The epileptogenic characteristic of focal cortical dysplasias and dysembryoplastic neuroepithelial tumors explored by depth electrodes and stereoelectroencephalography is quantified using an epileptogenicity index, in a study of 36 patients with focal drug-resistant epilepsy at Universite de la Mediterranee and other centers in Marseille and Rennes, France. The epileptogenic zone is organized as a simple focal lesional site or as a complex ‘epileptogenic network’ extending beyond the lesion. Epileptogenicity index (EI) values range from 0 (none) to 1 (maximal epileptogenicity). The mean EI in lesional regions was 0.87, and 0.29 in non-lesional structures. A single focal lesion was found in 31% of patients, and more than one epileptogenic region in 25 patients (64%) (a network organization in 61% and bilateral epileptogenic zone organization in 8%). Distant structures are often involved, and in mesio-temporal epilepsy, the number of epileptogenic structures increases with epilepsy duration. None patient with bilateral organization became seizure-free, while 87% with focal organization and 57% with network organization were seizure-free. The EI is of value in the delineation of the epileptogenic zone with brain lesions and in the definition of the extent of surgical resection. [1]

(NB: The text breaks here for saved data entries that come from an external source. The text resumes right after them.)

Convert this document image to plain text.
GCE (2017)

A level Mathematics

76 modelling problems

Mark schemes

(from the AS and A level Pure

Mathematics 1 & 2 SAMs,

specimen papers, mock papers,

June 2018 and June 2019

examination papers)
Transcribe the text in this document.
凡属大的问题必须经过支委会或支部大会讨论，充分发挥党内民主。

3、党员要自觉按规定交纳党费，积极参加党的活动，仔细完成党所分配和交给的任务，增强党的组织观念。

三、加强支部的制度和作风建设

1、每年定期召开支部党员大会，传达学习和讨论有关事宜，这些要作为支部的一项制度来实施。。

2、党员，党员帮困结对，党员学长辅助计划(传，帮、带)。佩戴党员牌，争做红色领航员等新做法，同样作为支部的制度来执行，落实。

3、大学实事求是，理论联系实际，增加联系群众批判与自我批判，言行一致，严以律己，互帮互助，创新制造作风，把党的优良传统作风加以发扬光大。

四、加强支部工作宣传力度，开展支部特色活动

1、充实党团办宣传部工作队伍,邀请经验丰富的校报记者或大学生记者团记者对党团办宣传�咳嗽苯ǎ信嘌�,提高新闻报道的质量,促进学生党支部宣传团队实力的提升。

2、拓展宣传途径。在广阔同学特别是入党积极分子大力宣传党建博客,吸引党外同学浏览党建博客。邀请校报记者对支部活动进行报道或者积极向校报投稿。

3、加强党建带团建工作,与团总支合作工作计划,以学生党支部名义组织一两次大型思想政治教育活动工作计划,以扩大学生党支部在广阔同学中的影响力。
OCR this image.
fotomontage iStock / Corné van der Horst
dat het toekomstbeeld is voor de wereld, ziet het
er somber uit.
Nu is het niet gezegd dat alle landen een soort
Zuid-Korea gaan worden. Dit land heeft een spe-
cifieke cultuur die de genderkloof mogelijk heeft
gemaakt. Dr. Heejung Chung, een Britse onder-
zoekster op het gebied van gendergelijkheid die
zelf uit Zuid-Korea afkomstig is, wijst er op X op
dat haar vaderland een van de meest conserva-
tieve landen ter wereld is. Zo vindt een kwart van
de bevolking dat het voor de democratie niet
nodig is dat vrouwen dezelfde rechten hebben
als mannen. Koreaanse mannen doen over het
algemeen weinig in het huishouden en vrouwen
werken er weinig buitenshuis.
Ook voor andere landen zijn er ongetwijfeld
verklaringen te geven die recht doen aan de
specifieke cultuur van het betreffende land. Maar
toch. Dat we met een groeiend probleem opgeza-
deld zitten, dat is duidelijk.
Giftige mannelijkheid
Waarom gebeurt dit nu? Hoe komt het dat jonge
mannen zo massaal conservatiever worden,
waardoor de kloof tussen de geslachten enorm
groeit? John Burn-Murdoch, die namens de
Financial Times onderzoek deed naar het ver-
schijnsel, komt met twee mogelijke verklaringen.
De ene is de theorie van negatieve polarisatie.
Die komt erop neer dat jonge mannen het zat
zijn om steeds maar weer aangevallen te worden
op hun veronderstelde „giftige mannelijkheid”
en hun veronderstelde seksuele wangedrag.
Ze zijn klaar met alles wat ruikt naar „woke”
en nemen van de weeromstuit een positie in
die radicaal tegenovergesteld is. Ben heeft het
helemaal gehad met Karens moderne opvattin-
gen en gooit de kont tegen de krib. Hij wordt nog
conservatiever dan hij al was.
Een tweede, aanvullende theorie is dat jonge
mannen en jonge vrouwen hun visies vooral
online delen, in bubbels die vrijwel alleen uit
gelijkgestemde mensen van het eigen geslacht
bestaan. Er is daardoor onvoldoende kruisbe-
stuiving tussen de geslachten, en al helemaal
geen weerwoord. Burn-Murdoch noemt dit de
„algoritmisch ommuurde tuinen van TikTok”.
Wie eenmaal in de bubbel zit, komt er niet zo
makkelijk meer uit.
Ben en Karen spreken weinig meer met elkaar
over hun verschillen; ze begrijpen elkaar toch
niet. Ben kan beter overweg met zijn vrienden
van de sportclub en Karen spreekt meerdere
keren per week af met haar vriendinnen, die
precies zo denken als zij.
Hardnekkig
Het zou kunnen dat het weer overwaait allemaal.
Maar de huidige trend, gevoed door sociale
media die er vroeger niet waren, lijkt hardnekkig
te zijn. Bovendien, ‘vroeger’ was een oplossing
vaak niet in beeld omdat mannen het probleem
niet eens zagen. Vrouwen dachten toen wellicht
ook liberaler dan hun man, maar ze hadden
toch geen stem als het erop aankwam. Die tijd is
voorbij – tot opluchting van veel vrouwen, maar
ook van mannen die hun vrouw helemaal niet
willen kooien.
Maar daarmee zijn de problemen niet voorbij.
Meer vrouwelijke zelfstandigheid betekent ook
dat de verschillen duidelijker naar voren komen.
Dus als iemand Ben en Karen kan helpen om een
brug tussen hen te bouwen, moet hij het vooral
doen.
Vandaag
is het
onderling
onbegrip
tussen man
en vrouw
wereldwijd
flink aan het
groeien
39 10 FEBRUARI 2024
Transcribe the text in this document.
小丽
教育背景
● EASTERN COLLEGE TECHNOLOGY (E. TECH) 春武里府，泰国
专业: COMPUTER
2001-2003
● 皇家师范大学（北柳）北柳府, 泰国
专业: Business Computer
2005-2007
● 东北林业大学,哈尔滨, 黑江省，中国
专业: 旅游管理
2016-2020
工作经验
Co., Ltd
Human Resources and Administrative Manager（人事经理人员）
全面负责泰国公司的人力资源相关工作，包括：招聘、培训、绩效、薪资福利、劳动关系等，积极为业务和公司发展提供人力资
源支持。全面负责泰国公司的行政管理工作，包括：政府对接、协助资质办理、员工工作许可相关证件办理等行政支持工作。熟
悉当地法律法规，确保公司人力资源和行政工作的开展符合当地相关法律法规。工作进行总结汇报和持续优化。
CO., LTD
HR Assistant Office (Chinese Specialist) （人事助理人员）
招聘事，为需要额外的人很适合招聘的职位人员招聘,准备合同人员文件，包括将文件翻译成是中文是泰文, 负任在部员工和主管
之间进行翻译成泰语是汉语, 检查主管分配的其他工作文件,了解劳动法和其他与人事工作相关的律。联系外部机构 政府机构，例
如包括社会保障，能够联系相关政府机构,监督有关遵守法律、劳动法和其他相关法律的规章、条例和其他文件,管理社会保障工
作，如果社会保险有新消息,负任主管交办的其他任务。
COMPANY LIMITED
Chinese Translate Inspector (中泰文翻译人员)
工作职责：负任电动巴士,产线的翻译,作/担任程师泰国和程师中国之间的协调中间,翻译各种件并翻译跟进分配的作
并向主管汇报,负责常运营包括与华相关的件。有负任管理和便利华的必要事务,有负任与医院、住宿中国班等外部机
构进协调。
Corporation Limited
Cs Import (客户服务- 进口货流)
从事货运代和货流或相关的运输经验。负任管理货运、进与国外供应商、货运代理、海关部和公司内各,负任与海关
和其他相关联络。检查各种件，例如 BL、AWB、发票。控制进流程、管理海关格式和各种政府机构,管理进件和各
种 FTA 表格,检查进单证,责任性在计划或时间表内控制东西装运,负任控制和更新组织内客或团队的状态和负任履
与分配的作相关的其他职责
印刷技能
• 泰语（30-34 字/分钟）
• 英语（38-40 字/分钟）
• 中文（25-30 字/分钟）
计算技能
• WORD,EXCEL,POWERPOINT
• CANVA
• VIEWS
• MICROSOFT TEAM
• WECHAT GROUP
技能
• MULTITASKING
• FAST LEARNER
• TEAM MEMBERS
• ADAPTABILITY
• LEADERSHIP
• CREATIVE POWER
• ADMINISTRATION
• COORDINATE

COMMENT. The epileptogenicity index (EI) is a method of quantifying and defining the epileptogenicity in and around focal cortical dysplasias and neurodevelopmntal tumors during stereo-EEG with depth electrodes. Defining the extent of the epileptogenic zone is important in prognosis and in surgical resection. The November 2009 issue of Ped Neur Briefs reviews a report of a novel immunocytochemical test for epileptogenic brain tissue, independent of the histological findings [2]. With this added quantification of the epileptogenicity zone by stereo-EEG and the EI, surgical resection for refractory epilepsies should become more accurate and effective.